Marble continued, facing away from me, facing her family. "It's what my cutie mark is telling me. I-I promise to visit the farm to sing to the rock candy, but I— I have to do this!"

She turned and faced me. Her voice went breathy and quiet again. "What I really need is a friend—"

"Ey—"

"—You watched me all during your visit at Hearthswarming. Today, I realized when you showed up that you sought a way to free me from my life stuck here on the farm." Her voice became firm—determined. "But, I really didn't need you to see the Pairing Stone. I didn't—" Her voice faded away, as if stolen by the wind.

"Marble," I prompted because I knew if I were saying what she was saying, she certainly wasn't done.

She sighed, then whispered, "I didn't want you to see the Pairing Stone, because— Because if we saw it together, I might..." The faint wind howled disconsolately while she breathed unable to speak. Her lips quivered, fighting against the words that she wanted to say, until they surrendered, "I would choose you, Macintosh Apple."

Those six words hit me like the roof collapsing on a barn. I began to blink. Oh, Sweet Celestia, what had I done? Applejack occasionally joked about me being more acquainted with my feminine side than her, and between the feelings Twilight's doll Smarty Pants awakened and the Orchard Blossom incident with Apple Bloom, I had lost any use for the derision colts might throw my way about being overly sensitive. I felt a tear roll down my cheek, cooling in the winter air. From Apple Bloom, I had learned enough to know that saying why I was really here wasn't what Marble needed right now. What she needed was, "Being your friend would be enough."

"Really?" she said, surprised. She flipped her duotone gray mane, revealing both eyes. She saw the tear on my face and burst into tears herself.

We found ourselves hugging as we held one another.
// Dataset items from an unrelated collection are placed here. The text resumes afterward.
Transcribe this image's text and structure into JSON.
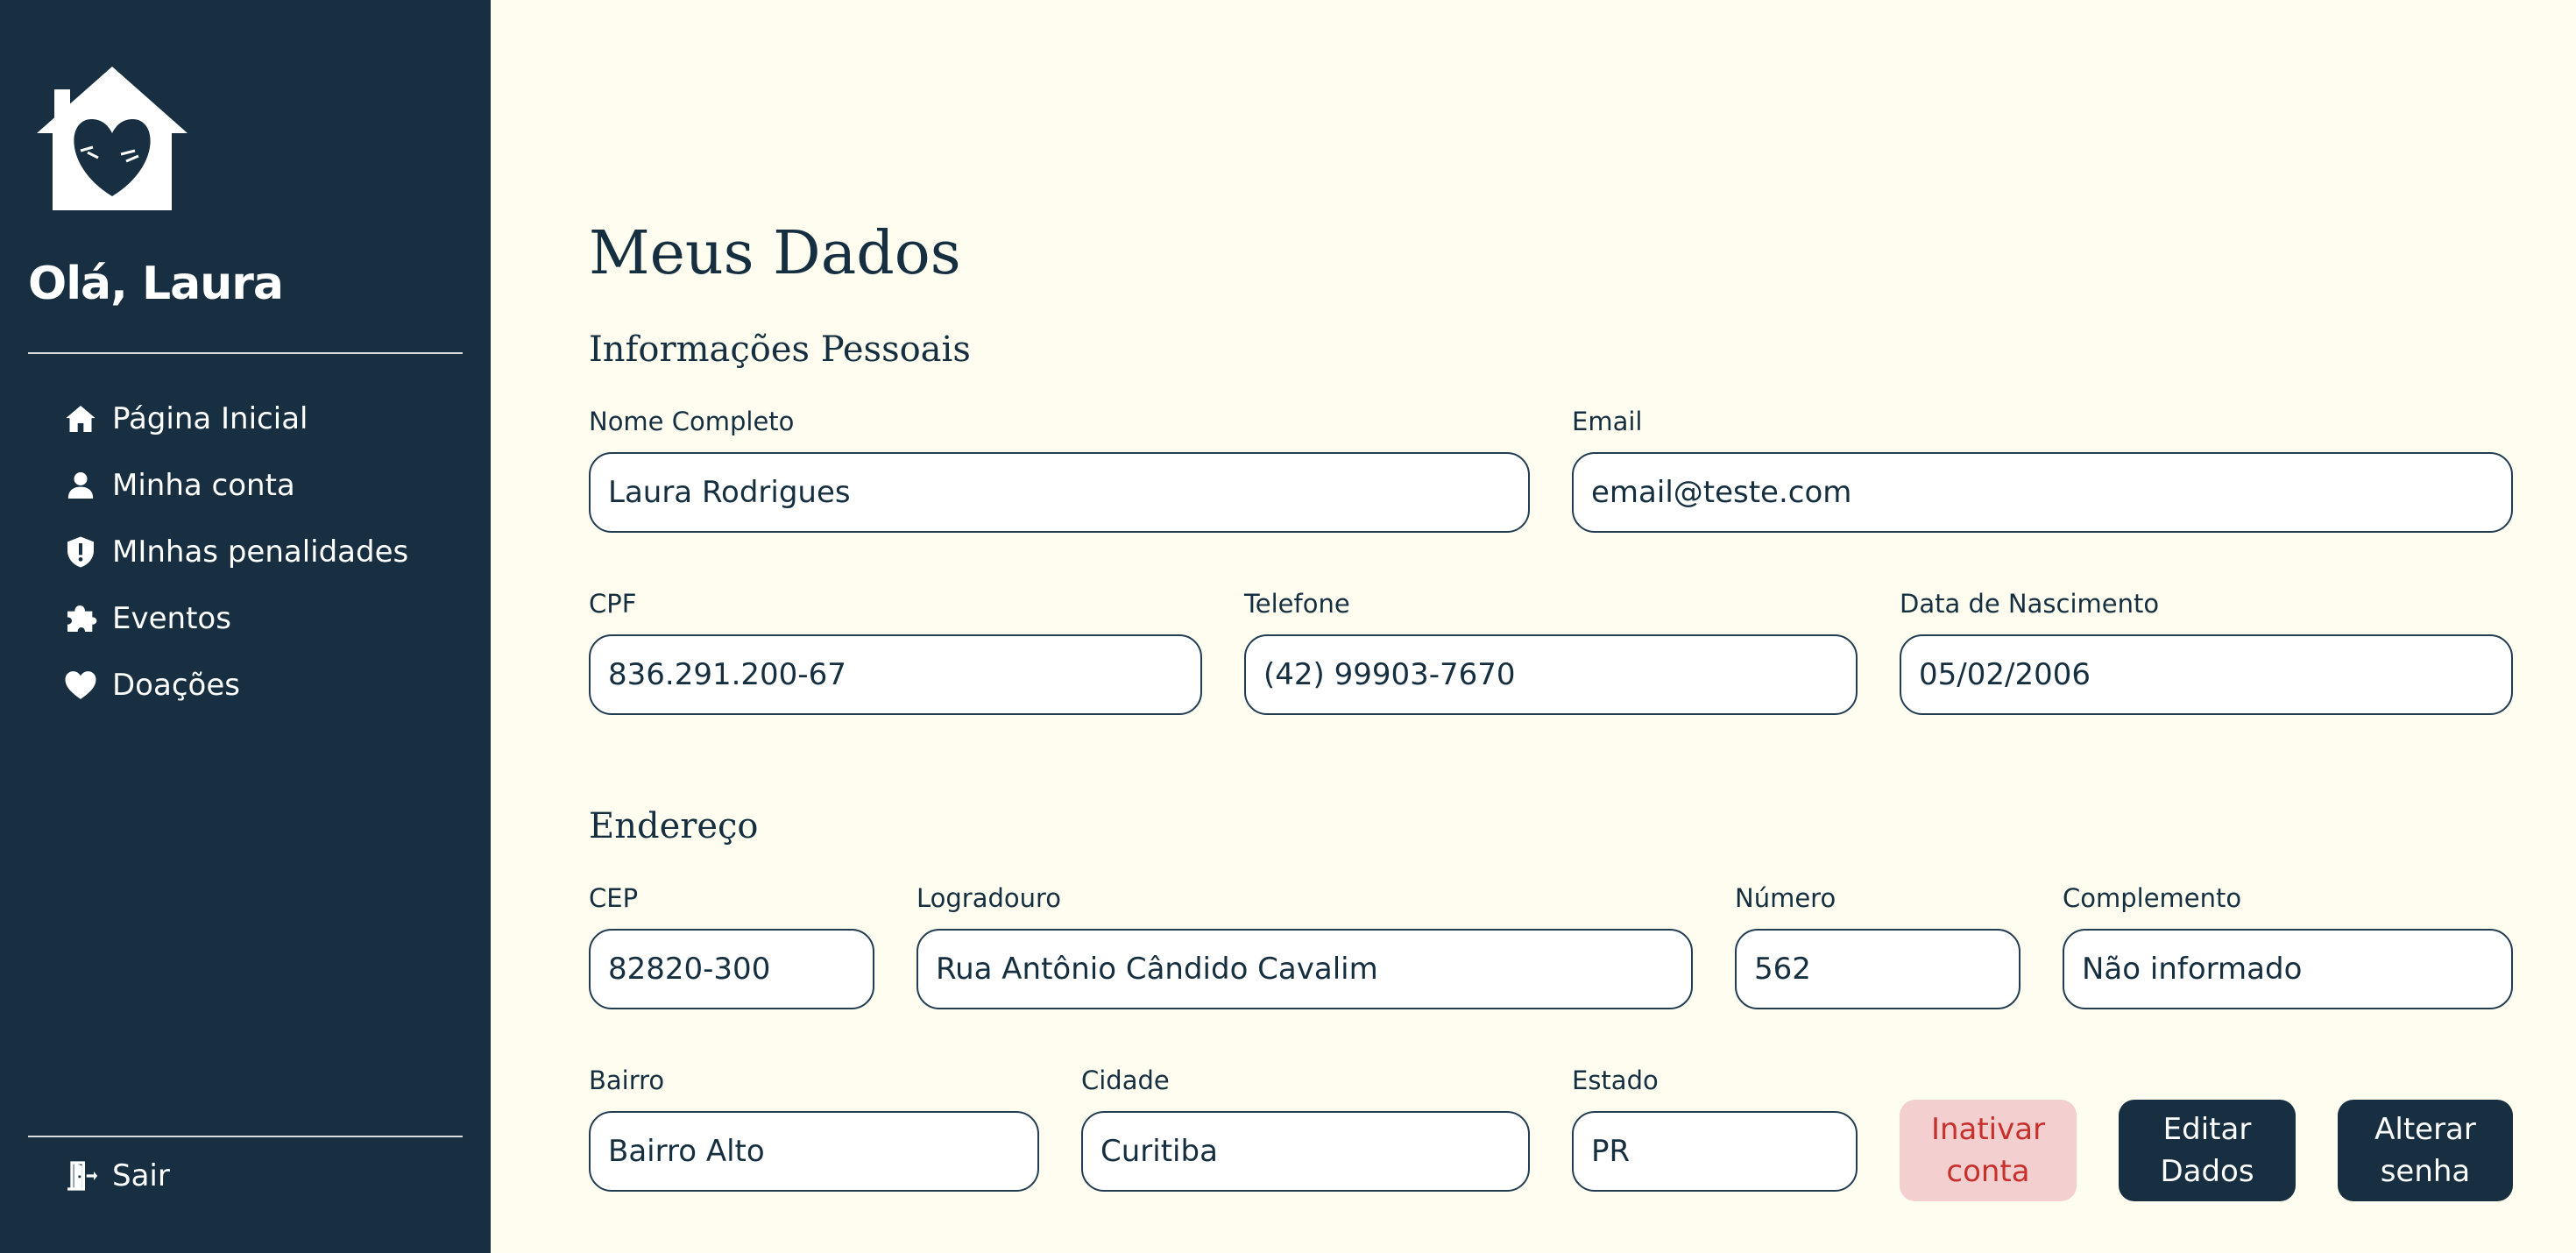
{
  "sidebar": {
    "logo_icon": "house-heart-logo",
    "greeting": "Olá, Laura",
    "nav_items": [
      {
        "label": "Página Inicial",
        "icon": "home-icon"
      },
      {
        "label": "Minha conta",
        "icon": "user-icon"
      },
      {
        "label": "MInhas penalidades",
        "icon": "shield-alert-icon"
      },
      {
        "label": "Eventos",
        "icon": "puzzle-icon"
      },
      {
        "label": "Doações",
        "icon": "heart-icon"
      }
    ],
    "logout": {
      "label": "Sair",
      "icon": "door-exit-icon"
    }
  },
  "main": {
    "title": "Meus Dados",
    "personal": {
      "heading": "Informações Pessoais",
      "full_name": {
        "label": "Nome Completo",
        "value": "Laura Rodrigues"
      },
      "email": {
        "label": "Email",
        "value": "email@teste.com"
      },
      "cpf": {
        "label": "CPF",
        "value": "836.291.200-67"
      },
      "phone": {
        "label": "Telefone",
        "value": "(42) 99903-7670"
      },
      "birth_date": {
        "label": "Data de Nascimento",
        "value": "05/02/2006"
      }
    },
    "address": {
      "heading": "Endereço",
      "cep": {
        "label": "CEP",
        "value": "82820-300"
      },
      "street": {
        "label": "Logradouro",
        "value": "Rua Antônio Cândido Cavalim"
      },
      "number": {
        "label": "Número",
        "value": "562"
      },
      "complement": {
        "label": "Complemento",
        "value": "Não informado"
      },
      "district": {
        "label": "Bairro",
        "value": "Bairro Alto"
      },
      "city": {
        "label": "Cidade",
        "value": "Curitiba"
      },
      "state": {
        "label": "Estado",
        "value": "PR"
      }
    },
    "actions": {
      "deactivate": "Inativar conta",
      "edit": "Editar Dados",
      "change_password": "Alterar senha"
    }
  },
  "colors": {
    "sidebar_bg": "#172f40",
    "page_bg": "#fefdf0",
    "danger_bg": "#f4cfcf",
    "danger_text": "#c8302c"
  }
}
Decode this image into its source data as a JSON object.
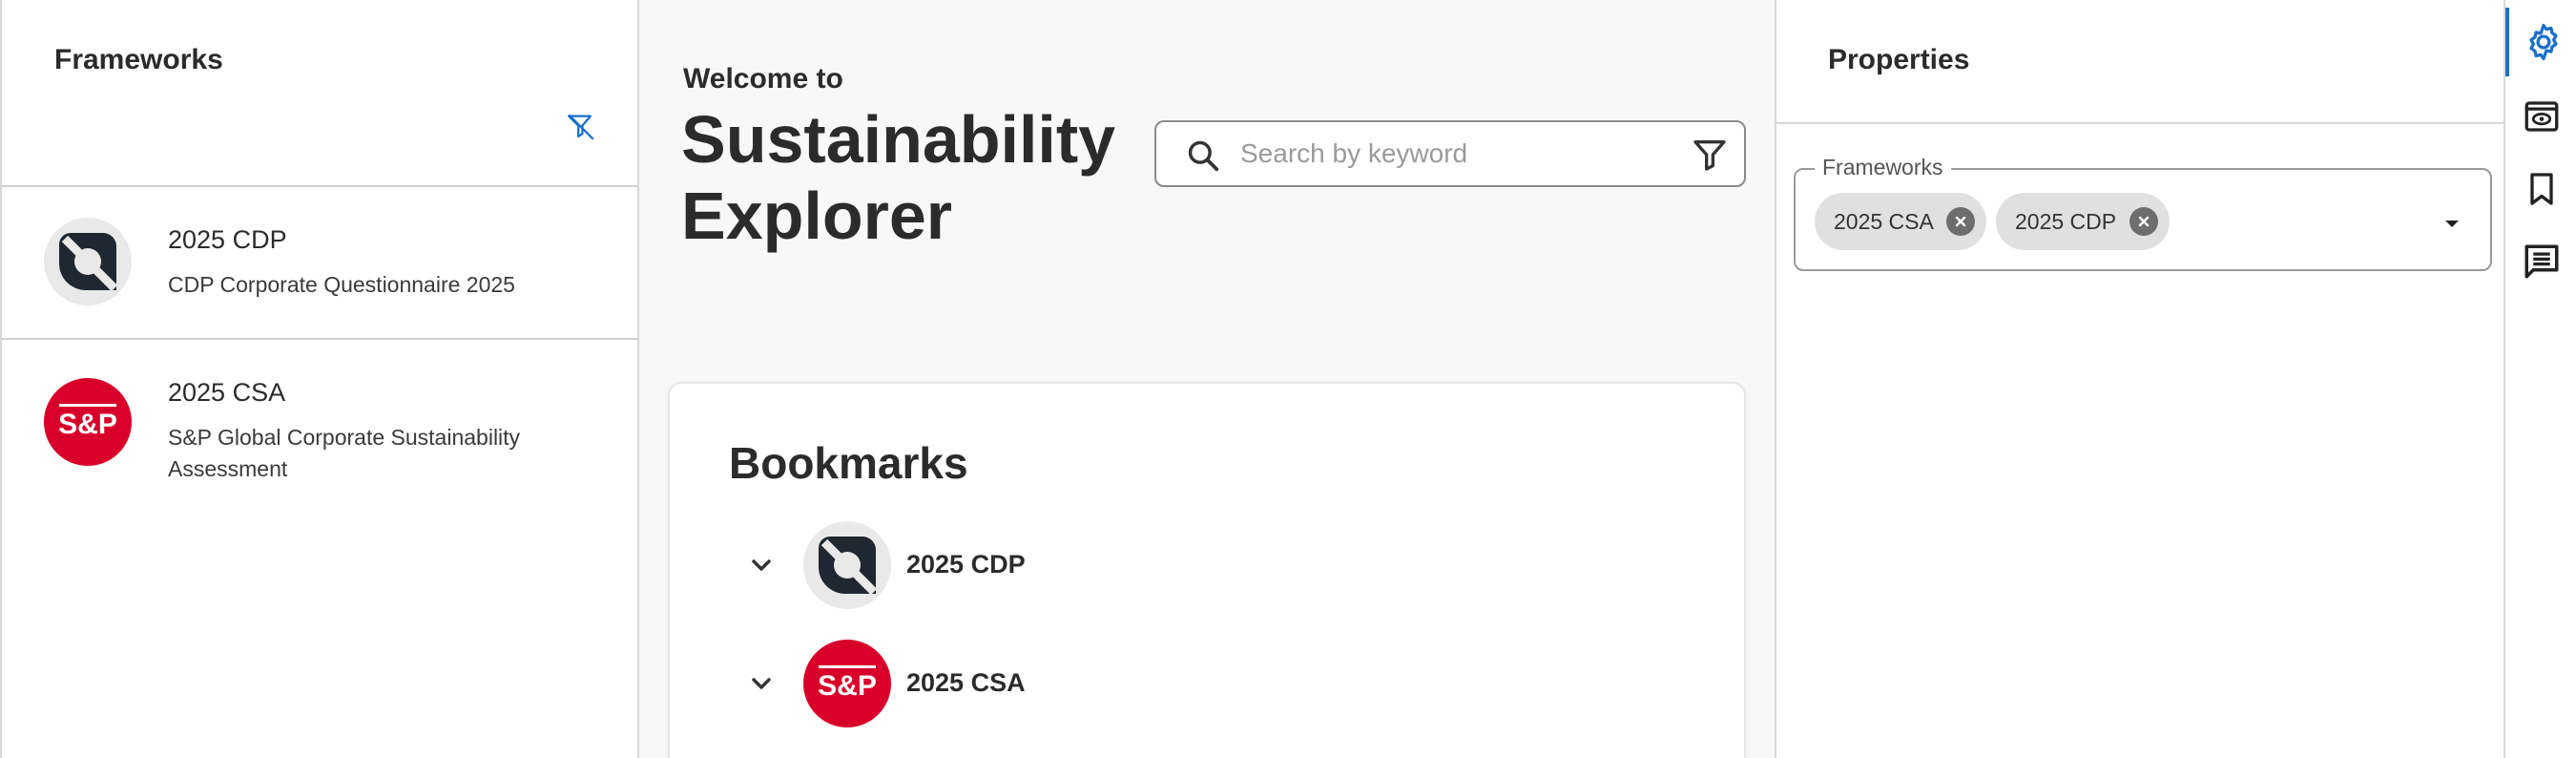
{
  "left_panel": {
    "title": "Frameworks",
    "items": [
      {
        "name": "2025 CDP",
        "description": "CDP Corporate Questionnaire 2025",
        "logo": "cdp-logo"
      },
      {
        "name": "2025 CSA",
        "description": "S&P Global Corporate Sustainability Assessment",
        "logo": "sp-logo"
      }
    ]
  },
  "center": {
    "welcome": "Welcome to",
    "title_line1": "Sustainability",
    "title_line2": "Explorer",
    "search": {
      "placeholder": "Search by keyword",
      "value": ""
    },
    "bookmarks": {
      "title": "Bookmarks",
      "items": [
        {
          "label": "2025 CDP",
          "logo": "cdp-logo"
        },
        {
          "label": "2025 CSA",
          "logo": "sp-logo"
        }
      ]
    }
  },
  "right_panel": {
    "title": "Properties",
    "frameworks_field": {
      "label": "Frameworks",
      "chips": [
        "2025 CSA",
        "2025 CDP"
      ]
    }
  },
  "logos": {
    "sp_text": "S&P"
  },
  "toolbar": {
    "items": [
      "gear-icon",
      "preview-icon",
      "bookmark-icon",
      "comment-icon"
    ],
    "active": "gear-icon"
  },
  "colors": {
    "accent": "#1a6fc9",
    "sp_red": "#d8002a",
    "cdp_dark": "#1f2830",
    "chip_bg": "#e0e0e0"
  }
}
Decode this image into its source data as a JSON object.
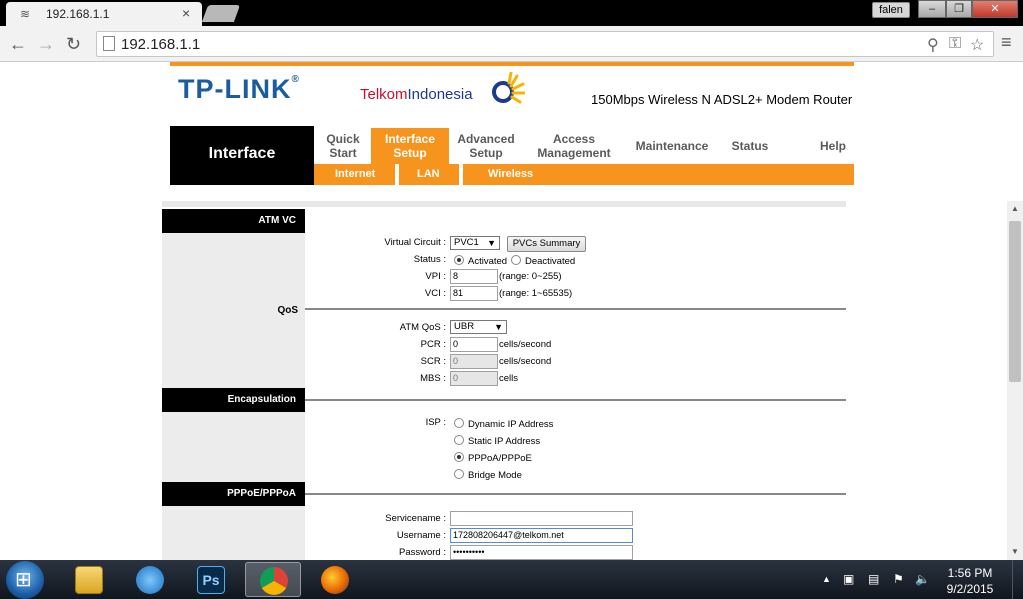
{
  "browser": {
    "tab_title": "192.168.1.1",
    "url": "192.168.1.1",
    "profile": "falen",
    "window_buttons": [
      "–",
      "❐",
      "✕"
    ]
  },
  "header": {
    "logo": "TP-LINK",
    "logo_reg": "®",
    "partner_prefix": "Telkom",
    "partner_suffix": "Indonesia",
    "model": "150Mbps Wireless N ADSL2+ Modem Router"
  },
  "nav": {
    "current": "Interface",
    "items": [
      {
        "line1": "Quick",
        "line2": "Start"
      },
      {
        "line1": "Interface",
        "line2": "Setup"
      },
      {
        "line1": "Advanced",
        "line2": "Setup"
      },
      {
        "line1": "Access",
        "line2": "Management"
      },
      {
        "line1": "Maintenance",
        "line2": ""
      },
      {
        "line1": "Status",
        "line2": ""
      },
      {
        "line1": "Help",
        "line2": ""
      }
    ],
    "subitems": [
      "Internet",
      "LAN",
      "Wireless"
    ]
  },
  "sections": {
    "atm_vc": "ATM VC",
    "qos": "QoS",
    "encapsulation": "Encapsulation",
    "pppoe": "PPPoE/PPPoA"
  },
  "atm": {
    "virtual_circuit_label": "Virtual Circuit :",
    "virtual_circuit_value": "PVC1",
    "pvc_summary_button": "PVCs Summary",
    "status_label": "Status :",
    "status_options": [
      "Activated",
      "Deactivated"
    ],
    "status_selected": "Activated",
    "vpi_label": "VPI :",
    "vpi_value": "8",
    "vpi_range": "(range: 0~255)",
    "vci_label": "VCI :",
    "vci_value": "81",
    "vci_range": "(range: 1~65535)"
  },
  "qos": {
    "atm_qos_label": "ATM QoS :",
    "atm_qos_value": "UBR",
    "pcr_label": "PCR :",
    "pcr_value": "0",
    "pcr_unit": "cells/second",
    "scr_label": "SCR :",
    "scr_value": "0",
    "scr_unit": "cells/second",
    "mbs_label": "MBS :",
    "mbs_value": "0",
    "mbs_unit": "cells"
  },
  "encapsulation": {
    "isp_label": "ISP :",
    "options": [
      "Dynamic IP Address",
      "Static IP Address",
      "PPPoA/PPPoE",
      "Bridge Mode"
    ],
    "selected": "PPPoA/PPPoE"
  },
  "pppoe": {
    "servicename_label": "Servicename :",
    "servicename_value": "",
    "username_label": "Username :",
    "username_value": "172808206447@telkom.net",
    "password_label": "Password :",
    "password_value": "••••••••••"
  },
  "taskbar": {
    "apps": [
      "explorer",
      "internet-explorer",
      "photoshop",
      "chrome",
      "firefox"
    ],
    "photoshop_label": "Ps",
    "time": "1:56 PM",
    "date": "9/2/2015"
  },
  "colors": {
    "accent": "#f7941d",
    "brand": "#1a5c9e"
  }
}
The rest of the Pie family stood aghast, except for Maud whose stunned expression was still deadpan. Perhaps they thought that the magic of the Pairing Stone had worked, when it actually hadn't. And I was so going to thank Apple Bloom when I returned home. She'd freed me.

But I had a little more to say, while the verbosity was still in me. I leaned over, her hug warming me more than any simple heat alone could have, and spoke into her ear. My breath, made visible by the cold, ruffled Marble's mane as I said, "I know a few friends who speak to the princess all the time."

She shuddered for a while in my arms, then began to sing. I could tell she had finally found the music in her soul.

And knew that "everything was gonna to be a-okay."